C1810 Georgian Oil on Canvas Portrait of a Regency Lady, possibly Lydia Bradley

$2,950.00


This beautiful lady of mystery was bought at auction, then with the name Amelia Thomason Hitchens painted on the background, with a note that the paintings (this and several in identical early 20th century frames) once hung in Knebworth Castle. She is not Amelia, and she has no association with Knebworth House.

Knebworth House is the ancestral home of the family of Edward George Bulwer-Lytton (1803-1807), 1st Baron Lytton, who declined the crown of Greece in 1862, and became Baron Lytton of Knebworth in 1866. Knebworth House was inherited from his mother. He is now remembered more for his writing than his  career as a prominent politician. The Brisbane suburb of Lytton is named after him. I fear "The Last Days of Pompeii" is the only one of his works I have read. He and his wife had two children before an acrimonious separation. The boy became Viceroy of India, and 1st Earl of Lytton. The older daughter, Emily, died, estranged from her father, in 1848, aged 19, in a boarding house in Brompton, London, "in mysterious circumstances"!

This fine portrait purports to Amelia Thomason Hitchins (1823 Sussex - 1896 Devonshire) . Her father was James Cruikshak Hitchins (1793-1873), Coroner to the City of Lincoln, and son of John Hitchins of Garston Hall, Coulsden, Surrey, (died 1825) Her mother was Lydia Bradley (died 1840). Her brother, recorded as Edward Bulwer Lytton Hitchins (1836 Lincolnshire-1903) spent time in Australia and married first wife, Emma Jane Little, who was born in NSW in 1838.

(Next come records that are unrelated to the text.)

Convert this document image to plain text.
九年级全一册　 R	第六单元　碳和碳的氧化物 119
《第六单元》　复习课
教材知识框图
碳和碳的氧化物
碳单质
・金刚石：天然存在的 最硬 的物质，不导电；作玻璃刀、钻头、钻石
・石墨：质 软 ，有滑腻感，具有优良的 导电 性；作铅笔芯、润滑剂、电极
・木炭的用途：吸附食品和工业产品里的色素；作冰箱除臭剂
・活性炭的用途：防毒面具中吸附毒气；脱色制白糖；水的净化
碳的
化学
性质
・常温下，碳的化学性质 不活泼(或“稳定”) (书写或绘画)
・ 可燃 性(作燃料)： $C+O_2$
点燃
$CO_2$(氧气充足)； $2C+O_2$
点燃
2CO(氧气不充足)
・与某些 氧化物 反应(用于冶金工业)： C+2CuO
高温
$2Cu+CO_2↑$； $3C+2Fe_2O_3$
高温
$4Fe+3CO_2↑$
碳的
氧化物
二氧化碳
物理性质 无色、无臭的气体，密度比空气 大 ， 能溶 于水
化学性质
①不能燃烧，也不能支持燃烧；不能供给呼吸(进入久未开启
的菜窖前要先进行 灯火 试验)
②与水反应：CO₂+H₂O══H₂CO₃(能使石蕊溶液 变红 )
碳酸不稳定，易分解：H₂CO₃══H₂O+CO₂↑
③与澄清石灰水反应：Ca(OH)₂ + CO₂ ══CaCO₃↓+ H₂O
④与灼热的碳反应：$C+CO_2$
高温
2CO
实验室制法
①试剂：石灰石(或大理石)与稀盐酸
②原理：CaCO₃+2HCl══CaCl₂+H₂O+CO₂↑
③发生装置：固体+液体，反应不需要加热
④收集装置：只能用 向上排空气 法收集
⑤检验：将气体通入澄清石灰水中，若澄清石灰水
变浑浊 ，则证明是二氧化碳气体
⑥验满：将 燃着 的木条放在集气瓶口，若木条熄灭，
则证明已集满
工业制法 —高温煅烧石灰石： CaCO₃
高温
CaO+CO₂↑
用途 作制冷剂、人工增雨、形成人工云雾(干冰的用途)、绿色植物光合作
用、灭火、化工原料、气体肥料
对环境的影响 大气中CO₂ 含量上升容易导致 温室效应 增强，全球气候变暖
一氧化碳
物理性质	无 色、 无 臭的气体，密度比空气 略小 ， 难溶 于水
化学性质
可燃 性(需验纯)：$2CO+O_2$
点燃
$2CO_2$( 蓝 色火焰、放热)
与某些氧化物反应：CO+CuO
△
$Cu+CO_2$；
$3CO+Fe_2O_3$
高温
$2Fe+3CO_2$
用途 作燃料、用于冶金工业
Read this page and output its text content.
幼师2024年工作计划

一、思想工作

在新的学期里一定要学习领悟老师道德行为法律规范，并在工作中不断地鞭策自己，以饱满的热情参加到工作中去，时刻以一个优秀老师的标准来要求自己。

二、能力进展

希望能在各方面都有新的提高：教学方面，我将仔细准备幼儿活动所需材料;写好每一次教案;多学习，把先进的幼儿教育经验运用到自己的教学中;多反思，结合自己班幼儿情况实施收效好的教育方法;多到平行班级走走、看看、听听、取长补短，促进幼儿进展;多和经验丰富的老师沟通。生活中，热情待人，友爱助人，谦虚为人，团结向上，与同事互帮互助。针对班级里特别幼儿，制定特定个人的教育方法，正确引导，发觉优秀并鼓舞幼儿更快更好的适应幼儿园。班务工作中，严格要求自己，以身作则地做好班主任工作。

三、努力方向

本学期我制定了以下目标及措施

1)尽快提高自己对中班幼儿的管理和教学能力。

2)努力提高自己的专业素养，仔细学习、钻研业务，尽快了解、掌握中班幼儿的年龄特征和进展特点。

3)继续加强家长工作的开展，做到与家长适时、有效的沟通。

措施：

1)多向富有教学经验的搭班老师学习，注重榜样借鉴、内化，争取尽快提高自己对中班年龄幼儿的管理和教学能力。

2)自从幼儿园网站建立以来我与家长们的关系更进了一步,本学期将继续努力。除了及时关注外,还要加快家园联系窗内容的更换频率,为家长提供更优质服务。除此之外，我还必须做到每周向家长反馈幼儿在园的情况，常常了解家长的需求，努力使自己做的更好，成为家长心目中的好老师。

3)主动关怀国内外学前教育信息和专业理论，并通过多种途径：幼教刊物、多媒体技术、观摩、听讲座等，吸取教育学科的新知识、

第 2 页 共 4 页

Edwards' Bulwer Lytton names suggested a connection with the Bulwer Lyttons of Knebworth House. I can find no evidence of any connection whatsoever, although, momentarily, my fertile mind hoped for a melodramatic connection between the ill fated Emily of "mysterious circumstances" may have had a link with the Hitchens family, but the dates do show this most unlikely.

If only Edward Bulwer Lytton Hitchens had been born in 1848!

It seems likely that either the Bulwer Lytton names were innocently bestowed upon Edward by his father to honour one of the the greatest writers of the day (t can find no evidence of this) or Edward adopted them himself later in life for personal aggrandisement.

The group of ancestral family portraits included at least two two painted by Guy Lipscombe (1891-1951), noted for his portraits of army officers. One was a portrait of Colonel Charles Faurce Hitchins (1872-1959), son of Edward Bulwer Lytton Hitchins and Emma Jane. Another was a portrait of Edward Bulwer Lytton Hitchins MA JP, which was copied or possibly made up by Lipscombe. The white block letter  sitters' names painted on the canvases are almost certainly his work too.

Our lovely painting is a period portrait C1810, so it cannot be Amelia Thomason Hitchins, but if it is indeed an inherited portrait, it could conceivably be her mother Lydia Bradley who died in 1840 and probably born about the same time as her husband, the early 1790s. Alternatively, it is also possible our portrait was bought at any time by the family as an "instant ancestor" and has no familial relationship with the Hitchins at all.

Our charming mystery lady of C1810 has been cleaned and had the disfiguring later name tag removed. The handsome early 20th century frame is 75.5cm by 62.5 cm.